PARLIAMENT HILL, Ottawa—Canada is in the grip of an election scandal that one member of Parliament says is rooted in “American-style dirty tricks.”
While allegations in the increasingly complex scandal continue to emerge, one consistent charge is that the Conservative Party, which won the last election, had candidates who used questionable, if not illegal, methods to discourage voters.
The governing Conservative Party is facing the brunt of the accusations that it, or its candidates, was behind misleading or harassing phone calls meant to confuse voters or discredit opposing parties.
On Thursday, Prime Minister Stephen Harper and his designated hitter on the file, prime ministerial parliamentary secretary Dean Del Mastro, tried to deflate the controversy by suggesting the calls were mangled attempts by Liberal Party candidates to get their own supporters out to vote.
“Yesterday and other days the Liberal Party said that it had received these misleading phone calls from numbers in the United States. We have done some checking. We have only found that it was the Liberal Party that did source its phone calls from the United States.
“So I wonder if the reason the honourable leader of the Liberal Party will not in fact show us his evidence is because it will point in fact that it was the Liberal Party that made these calls,” Harper told the House of Commons.
Del Mastro made that same point but later revealed in a televised interview on CBC that he was not aware there was a Canadian company, PrimeContact Group, by the same name as a U.S. company based in North Dakota.
The U.S. company, Prime Contact Inc., said it did not work with Canadian political parties.
Many of the damaging election calls came from U.S.-based area codes. However, the numbers people saw on their call displays could have been spoofed, given that some saw “Elections Canada” on their display even though the national body that handles Canada’s elections does not make such calls.
In some of the calls, live agents made what are described as rude, harassing calls while presenting themselves as advocates for one of the two major parties that lost in the last election.
In another scenario, automated calls directed voters to non-existent or incorrect polling stations.
Among the most vocal denouncers of what is now known as the robocall scandal is Pat Martin, an MP for the second-ranked New Democratic Party.
“If the Conservatives won their razor-thin majority by cheating, using American-style dirty tricks, then they have no mandate.
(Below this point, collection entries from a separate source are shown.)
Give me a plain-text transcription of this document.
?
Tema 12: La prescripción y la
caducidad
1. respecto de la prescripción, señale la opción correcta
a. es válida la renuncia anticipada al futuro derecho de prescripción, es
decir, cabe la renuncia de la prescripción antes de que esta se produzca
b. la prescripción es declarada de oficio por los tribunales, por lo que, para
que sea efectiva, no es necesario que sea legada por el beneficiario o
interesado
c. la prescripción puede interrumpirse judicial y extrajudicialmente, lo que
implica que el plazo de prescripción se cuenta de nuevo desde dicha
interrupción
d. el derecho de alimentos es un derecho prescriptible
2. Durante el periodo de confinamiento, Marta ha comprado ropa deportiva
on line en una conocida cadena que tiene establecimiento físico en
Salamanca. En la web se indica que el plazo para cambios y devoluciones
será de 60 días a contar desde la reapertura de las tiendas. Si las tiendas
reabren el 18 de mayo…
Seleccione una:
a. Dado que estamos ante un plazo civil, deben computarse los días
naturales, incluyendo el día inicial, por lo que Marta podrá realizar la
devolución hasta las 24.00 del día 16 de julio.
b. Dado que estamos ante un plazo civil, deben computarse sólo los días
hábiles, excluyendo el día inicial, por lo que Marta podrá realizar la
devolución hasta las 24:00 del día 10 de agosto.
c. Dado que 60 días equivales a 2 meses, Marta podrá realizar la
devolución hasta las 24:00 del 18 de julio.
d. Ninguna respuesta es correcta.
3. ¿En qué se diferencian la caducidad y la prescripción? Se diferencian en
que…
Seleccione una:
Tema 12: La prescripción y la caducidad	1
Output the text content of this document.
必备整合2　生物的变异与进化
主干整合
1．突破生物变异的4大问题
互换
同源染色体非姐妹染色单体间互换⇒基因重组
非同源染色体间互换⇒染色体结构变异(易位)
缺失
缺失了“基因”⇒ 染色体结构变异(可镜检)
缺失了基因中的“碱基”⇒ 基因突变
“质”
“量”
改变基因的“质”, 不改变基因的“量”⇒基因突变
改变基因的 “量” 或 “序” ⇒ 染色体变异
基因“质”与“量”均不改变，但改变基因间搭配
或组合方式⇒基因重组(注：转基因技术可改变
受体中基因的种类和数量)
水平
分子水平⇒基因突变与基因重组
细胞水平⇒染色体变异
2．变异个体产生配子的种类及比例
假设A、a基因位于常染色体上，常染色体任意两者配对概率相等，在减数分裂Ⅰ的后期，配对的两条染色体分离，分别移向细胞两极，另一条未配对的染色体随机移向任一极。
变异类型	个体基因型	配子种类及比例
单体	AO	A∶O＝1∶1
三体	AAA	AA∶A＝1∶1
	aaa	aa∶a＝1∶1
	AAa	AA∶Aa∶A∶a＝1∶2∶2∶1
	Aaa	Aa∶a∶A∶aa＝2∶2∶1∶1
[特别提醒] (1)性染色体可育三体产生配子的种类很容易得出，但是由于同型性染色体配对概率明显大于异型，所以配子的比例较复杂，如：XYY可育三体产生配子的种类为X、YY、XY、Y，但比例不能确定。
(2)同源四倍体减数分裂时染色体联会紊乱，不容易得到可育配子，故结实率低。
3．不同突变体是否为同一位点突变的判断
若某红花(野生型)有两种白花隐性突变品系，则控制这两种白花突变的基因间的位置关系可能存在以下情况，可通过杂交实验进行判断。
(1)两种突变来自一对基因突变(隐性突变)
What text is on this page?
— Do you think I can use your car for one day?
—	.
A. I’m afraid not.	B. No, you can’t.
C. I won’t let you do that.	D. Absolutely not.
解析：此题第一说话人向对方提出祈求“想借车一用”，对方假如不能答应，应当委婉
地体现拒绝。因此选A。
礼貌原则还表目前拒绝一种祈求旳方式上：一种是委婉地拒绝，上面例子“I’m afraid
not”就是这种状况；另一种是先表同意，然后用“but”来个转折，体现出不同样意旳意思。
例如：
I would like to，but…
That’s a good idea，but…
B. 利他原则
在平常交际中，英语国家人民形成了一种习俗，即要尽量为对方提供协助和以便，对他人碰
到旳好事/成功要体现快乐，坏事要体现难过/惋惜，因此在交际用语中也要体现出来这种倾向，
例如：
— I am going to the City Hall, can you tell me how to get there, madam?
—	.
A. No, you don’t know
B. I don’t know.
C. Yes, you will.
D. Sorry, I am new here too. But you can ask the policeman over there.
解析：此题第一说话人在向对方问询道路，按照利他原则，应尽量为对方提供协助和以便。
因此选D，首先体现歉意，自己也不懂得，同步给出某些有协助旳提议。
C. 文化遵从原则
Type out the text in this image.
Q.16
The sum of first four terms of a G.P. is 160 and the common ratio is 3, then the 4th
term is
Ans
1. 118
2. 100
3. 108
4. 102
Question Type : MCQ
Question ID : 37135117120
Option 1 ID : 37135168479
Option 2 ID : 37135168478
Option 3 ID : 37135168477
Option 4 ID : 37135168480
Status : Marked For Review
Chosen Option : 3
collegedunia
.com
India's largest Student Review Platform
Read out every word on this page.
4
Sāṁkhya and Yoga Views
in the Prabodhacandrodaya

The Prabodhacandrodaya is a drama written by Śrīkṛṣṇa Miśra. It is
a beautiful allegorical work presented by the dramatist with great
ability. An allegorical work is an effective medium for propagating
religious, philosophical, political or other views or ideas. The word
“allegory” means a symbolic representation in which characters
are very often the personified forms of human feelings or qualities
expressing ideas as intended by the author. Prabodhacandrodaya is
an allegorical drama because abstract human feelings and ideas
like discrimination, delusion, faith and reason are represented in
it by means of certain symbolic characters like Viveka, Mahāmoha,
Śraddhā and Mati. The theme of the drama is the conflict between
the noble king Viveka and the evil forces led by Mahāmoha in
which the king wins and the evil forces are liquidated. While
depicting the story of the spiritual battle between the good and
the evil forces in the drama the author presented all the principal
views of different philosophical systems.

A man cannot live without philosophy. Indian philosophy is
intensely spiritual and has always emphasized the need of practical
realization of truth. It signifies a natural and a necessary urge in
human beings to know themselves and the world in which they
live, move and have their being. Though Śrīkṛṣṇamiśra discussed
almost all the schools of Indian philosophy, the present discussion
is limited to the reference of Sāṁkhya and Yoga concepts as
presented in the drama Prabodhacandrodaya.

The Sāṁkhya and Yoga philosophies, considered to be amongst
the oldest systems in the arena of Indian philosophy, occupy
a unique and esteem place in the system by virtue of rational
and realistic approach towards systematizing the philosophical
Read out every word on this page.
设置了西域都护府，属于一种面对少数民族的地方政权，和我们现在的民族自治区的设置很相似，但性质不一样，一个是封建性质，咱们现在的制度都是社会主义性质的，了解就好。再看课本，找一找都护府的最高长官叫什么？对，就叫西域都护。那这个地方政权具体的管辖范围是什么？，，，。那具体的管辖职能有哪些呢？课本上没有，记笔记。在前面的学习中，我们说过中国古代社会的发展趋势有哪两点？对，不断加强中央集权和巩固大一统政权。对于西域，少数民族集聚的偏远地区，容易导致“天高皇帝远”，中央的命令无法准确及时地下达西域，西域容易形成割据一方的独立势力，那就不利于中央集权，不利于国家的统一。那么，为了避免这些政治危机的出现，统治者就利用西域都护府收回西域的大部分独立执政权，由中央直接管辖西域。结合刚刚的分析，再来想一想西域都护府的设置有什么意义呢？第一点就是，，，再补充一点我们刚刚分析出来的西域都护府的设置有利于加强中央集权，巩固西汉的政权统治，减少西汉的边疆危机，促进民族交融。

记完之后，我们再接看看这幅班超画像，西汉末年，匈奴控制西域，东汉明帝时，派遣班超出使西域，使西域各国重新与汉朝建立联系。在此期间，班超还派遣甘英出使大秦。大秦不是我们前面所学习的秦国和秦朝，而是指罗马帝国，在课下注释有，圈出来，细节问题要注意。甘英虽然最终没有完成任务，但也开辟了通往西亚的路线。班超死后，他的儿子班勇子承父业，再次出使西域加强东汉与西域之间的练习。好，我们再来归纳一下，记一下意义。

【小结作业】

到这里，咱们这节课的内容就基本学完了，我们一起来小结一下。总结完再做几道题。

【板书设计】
Neither do they have the moral authority to govern,” Martin told reporters on Wednesday.
The Conservatives maintained that they had no connection to a centralized robocall effort.
However, they have left the door open to individual candidates having played a role, particularly in Guelph, Ontario, where Elections Canada is now investigating reports of widespread robocalls by a firm with Conservative ties that attempted to direct voters to the wrong polling station on election day.